Right. And to tell you how far I went.
That falls short of the standards of the New York Times, say, or the Washington Post. Why do you feel it's legitimate to fall short of that standard?
I don't think that falls short of the standards of the New York Times or the Washington Post in every single instance. I think that especially the Washington Post has pushed things in the past, far beyond where I would go.
What's an example of that?
Janet Cooke.
Well, that was exposed as a work of fiction!
Jayson Blair ...
But the Times and the Post were both humiliated by those scandals.
And I would be too if you find something in my books that didn't stand the test of time.
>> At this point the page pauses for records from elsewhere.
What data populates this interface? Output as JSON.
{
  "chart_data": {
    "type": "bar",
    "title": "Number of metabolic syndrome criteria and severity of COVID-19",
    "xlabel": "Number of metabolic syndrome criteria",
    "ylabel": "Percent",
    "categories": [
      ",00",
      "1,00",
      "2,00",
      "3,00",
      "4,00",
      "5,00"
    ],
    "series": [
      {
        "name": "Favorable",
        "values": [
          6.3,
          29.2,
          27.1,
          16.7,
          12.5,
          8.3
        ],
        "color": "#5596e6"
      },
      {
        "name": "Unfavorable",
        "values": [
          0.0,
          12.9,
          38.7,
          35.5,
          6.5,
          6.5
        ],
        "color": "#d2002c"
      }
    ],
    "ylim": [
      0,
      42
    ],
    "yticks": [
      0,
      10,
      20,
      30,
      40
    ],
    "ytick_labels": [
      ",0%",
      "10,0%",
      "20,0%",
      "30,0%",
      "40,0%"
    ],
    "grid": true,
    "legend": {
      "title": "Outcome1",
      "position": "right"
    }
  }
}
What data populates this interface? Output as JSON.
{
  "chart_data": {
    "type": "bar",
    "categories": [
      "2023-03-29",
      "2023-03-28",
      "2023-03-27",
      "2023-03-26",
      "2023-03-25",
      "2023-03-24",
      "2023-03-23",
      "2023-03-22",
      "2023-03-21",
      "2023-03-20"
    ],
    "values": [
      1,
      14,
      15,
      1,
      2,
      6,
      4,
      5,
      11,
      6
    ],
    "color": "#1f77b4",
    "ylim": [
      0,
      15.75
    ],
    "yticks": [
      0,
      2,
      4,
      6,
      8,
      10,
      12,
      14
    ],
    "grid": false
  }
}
I honestly would.
So you wouldn't have put a story like that in unless you'd done enough work on your own to satisfy yourself that there was something there, that it would hold up?
Right.
What do you think W. will do if he loses in November? Will he happily go back to baseball?
No. You know something that I have found out from this family after four years -- he doesn't plan to lose. They know how to win -- no matter what.
What does that mean?
That means these people can put "The Sopranos" to shame.
Does that mean vote stealing?
That's a bit overt. But nothing will stand in the way of these people winning. Nothing. You start out looking at the Bush family like it's "The Donna Reed Show" and then you see it's "The Sopranos."